Directed by Leni Riefenstahl

Filmed in 1934, Triumph of the Will is a grand and artful film, while very much a terrifying spectacle. Considered by most to be a propaganda film capturing the grandeur of the Nazi Party rally in Nuremberg, serving to support recruitment and unite Germany under the Nazi regime. Initially the film was very well received, winning international awards in Paris and at the Biennale in addition to the National Film Prize in Germany.

Hitler requested that Leni Riefenstahl film the rally after being impressed by her debut film Blue Light (1932). Triumph of the Will was entirely financed by the Nazi party, a production which included the use of 30 plus cameras and a crew of 120. It is rumoured that Riefenstahl was involved in the planning of the rally to ensure it was staged perfectly for filming but she has firmly denied this claim, insisting she merely filmed around the rally, that this was true Cinéma vérité. She did edit the film herself, and so certainly had a hand in controlling the final product.

There is little doubt that the resulting film served to enhance the emotional connection to a united Germany, to showcase the strength of the German armed forces and to glorify Hitler. From the opening scene as Hitler arrives through the heavens (like a God) to Nuremberg via plane, to the parades, to the prolific speeches from Hitler and his fellow party members atop the grand monuments overlooking the thousands to proud soldiers, to the joyous youth camp games, the film captures the rapture and prowess of a unified and seemingly invincible Germany.

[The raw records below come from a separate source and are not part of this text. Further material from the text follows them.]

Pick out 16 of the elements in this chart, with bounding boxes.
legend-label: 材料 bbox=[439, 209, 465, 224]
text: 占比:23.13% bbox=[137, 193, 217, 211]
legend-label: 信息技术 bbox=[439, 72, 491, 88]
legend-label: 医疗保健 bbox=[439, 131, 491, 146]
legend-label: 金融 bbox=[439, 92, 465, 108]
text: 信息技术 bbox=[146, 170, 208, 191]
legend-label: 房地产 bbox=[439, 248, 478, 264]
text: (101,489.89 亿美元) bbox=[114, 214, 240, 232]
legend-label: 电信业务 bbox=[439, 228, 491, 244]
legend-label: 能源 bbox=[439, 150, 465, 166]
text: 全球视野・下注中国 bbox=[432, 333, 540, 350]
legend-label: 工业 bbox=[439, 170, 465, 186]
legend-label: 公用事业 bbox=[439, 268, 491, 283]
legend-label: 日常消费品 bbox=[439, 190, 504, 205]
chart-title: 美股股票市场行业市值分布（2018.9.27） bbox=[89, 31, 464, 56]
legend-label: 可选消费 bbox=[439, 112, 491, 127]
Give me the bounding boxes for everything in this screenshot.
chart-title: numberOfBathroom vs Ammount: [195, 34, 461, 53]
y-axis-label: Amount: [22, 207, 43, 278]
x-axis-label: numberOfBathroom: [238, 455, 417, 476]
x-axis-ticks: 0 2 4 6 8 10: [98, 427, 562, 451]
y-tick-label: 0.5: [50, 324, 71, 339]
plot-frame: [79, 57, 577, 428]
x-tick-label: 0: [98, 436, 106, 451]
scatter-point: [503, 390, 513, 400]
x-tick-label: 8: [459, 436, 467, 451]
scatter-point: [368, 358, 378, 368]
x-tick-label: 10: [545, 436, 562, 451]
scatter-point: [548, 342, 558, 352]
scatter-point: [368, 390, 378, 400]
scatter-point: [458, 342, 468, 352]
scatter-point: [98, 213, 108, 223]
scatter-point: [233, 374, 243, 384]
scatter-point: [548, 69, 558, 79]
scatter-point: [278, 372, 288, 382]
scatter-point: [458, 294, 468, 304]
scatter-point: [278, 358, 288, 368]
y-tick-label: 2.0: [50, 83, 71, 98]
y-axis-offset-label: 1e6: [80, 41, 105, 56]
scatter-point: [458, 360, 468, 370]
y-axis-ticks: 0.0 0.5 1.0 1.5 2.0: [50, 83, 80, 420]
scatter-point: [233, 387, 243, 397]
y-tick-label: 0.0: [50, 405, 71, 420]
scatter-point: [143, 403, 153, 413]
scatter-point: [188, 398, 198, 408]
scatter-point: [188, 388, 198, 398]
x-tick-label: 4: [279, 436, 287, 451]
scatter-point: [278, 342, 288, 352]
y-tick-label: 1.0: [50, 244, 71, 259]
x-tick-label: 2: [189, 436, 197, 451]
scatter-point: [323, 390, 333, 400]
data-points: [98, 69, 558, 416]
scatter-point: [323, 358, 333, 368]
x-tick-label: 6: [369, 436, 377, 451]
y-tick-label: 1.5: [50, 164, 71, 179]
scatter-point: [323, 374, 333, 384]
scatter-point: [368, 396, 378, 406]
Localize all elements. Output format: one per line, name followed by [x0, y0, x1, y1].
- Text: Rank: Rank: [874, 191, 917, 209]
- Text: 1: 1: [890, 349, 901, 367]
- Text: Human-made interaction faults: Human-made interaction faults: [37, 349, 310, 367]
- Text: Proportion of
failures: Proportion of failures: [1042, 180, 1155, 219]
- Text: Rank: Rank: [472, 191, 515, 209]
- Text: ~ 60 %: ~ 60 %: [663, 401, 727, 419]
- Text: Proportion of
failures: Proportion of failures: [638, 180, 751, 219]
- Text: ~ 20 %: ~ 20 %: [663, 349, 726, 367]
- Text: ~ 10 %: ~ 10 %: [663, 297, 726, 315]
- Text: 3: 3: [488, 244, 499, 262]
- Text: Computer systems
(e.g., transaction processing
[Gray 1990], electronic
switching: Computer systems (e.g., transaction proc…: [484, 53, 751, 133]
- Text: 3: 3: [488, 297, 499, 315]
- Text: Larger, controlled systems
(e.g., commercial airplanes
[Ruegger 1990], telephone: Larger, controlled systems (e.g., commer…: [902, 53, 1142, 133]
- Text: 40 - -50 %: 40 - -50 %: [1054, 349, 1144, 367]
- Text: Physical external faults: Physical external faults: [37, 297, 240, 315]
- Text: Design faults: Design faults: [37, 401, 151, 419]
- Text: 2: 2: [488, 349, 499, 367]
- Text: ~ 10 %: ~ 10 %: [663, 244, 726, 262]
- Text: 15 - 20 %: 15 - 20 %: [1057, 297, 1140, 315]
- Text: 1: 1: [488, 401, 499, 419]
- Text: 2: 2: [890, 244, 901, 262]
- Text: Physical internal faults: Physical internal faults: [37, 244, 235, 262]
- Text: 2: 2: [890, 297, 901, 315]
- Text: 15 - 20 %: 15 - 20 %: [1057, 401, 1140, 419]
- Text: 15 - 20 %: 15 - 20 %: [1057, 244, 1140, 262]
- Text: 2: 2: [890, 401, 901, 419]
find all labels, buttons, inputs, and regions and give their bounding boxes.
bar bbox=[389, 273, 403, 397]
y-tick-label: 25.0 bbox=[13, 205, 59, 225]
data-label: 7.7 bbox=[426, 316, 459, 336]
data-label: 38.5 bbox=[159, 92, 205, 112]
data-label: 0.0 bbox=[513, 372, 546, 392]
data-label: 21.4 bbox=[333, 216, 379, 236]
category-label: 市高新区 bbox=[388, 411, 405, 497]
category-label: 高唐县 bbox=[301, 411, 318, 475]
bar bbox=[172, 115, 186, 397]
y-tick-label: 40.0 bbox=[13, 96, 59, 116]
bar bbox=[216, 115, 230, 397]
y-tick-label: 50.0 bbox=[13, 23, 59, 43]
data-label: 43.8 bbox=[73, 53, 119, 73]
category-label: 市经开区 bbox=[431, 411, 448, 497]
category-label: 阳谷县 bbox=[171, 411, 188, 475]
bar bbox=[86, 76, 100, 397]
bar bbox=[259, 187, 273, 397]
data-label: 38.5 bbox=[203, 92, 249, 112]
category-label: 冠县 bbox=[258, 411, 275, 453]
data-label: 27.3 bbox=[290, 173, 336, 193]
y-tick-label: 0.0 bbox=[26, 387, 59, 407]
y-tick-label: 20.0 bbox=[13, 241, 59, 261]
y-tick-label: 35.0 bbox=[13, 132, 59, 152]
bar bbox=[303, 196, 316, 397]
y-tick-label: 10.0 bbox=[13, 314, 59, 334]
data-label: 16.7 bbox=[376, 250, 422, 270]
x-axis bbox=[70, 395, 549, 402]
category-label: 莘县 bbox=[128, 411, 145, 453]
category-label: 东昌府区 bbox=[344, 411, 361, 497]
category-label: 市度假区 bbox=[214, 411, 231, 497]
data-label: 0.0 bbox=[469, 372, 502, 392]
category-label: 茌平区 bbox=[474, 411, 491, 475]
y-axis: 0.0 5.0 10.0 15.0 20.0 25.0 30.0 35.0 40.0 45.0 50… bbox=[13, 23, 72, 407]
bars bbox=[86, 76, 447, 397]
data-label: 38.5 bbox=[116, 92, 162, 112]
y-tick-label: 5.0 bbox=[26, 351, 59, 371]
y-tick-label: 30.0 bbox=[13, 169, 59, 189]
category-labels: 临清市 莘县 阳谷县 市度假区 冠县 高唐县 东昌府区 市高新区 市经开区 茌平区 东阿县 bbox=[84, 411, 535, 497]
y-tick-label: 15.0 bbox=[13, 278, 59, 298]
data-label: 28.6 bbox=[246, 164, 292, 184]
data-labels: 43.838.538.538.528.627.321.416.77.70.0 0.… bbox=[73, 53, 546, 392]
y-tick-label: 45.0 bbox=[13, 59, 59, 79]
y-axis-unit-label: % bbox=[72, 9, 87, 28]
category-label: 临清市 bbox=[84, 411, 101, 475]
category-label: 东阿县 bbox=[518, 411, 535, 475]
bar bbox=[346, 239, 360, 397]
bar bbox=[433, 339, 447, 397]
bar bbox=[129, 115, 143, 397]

The film is very repetitive at times, with lengthy scenes of obedient synchronized soldiers marching in unison with Nazi flags to Wagneresque music. It is haunting to see it now, the thousands of men marching, filmed at perspectives that served to enhance their numbers and obedience. It’s like they have all been programmed. Residents of Nuremberg hanging out of their windows feverishly waving flags at Hitler and his procession. You cannot count the number of Nazi flags in a given scene, from the ones in the soldiers’ hands to those decorating the landscape and monuments. The grandness of the receptions, the cathedral of lights, the hand held torches, the expanse of humanity, all captured in artistic glory. Its eerie to see now.

There is no doubt that Leni Riefenstahl is up there in the list of most talented female filmmakers of all time. Triumph of the Will, despite early praise, was soon followed by condemnation and criticism from the international community and did likely hurt a career that otherwise would have flourished given her talents. I watched an interview where she took the interviewer to her library of scrapbooks where she kept clippings from articles, good and bad. To her documenting both good memories as well bad memories was important. I wonder how she reconciled the film herself…

She completed her last film, Underwater Impressions, at the age of 100. She was an avid diver and shot many of the scenes herself, yes diving at 100. Well into her 90s, she was still learning new filmmaking techniques, keeping up with technology . She lived until 102.

Step, Directed by Amanda Lipitz

So often we anxiously await the premiere of a highly anticipated film, but sometimes the best films sneak up on us unexpectedly. I received a fairly last-minute invite to a premiere screening of this new documentary, Step.  I hadn’t really heard much about it. Yes, it had screened at Sundance. The screening was for Tuesday night, the night following a late night out at the Gorillaz concert. Normally I would pass on two school nights out in a row, especially at the start of the week, but something about this film intrigued me. A little extra caffeine and boy am I ever glad I attended the screening.

It is an inspirational story about a school that focuses on developing opportunities for young girls to attend college and university, girls who would otherwise not have been able to, to gain confidence, reach their potential and capitalize on scholarship opportunities. One little bit of background on the film and the school is that director Amanda Lipitz’s mother, Brenda Brown Rever, if the founder of the Baltimore Leadership School for Young Women. The school was modelled after similar schools in NYC. This first time in a very long time that I have shed tears of JOY in a documentary. This school model seems to be serving its students very well and should be studied for broader application. It is probably best not to read too much about the film and spoil the stories of the girls in this documentary. That would take the joy out of the film.

After the screening we had an amazing opportunity for a Q&A session with Amanda Lipitz, three girls who are spotlighted in the film and their amazing mentors – the school’s college administration consultant and the Step coach.

I highly recommend this feel good doc!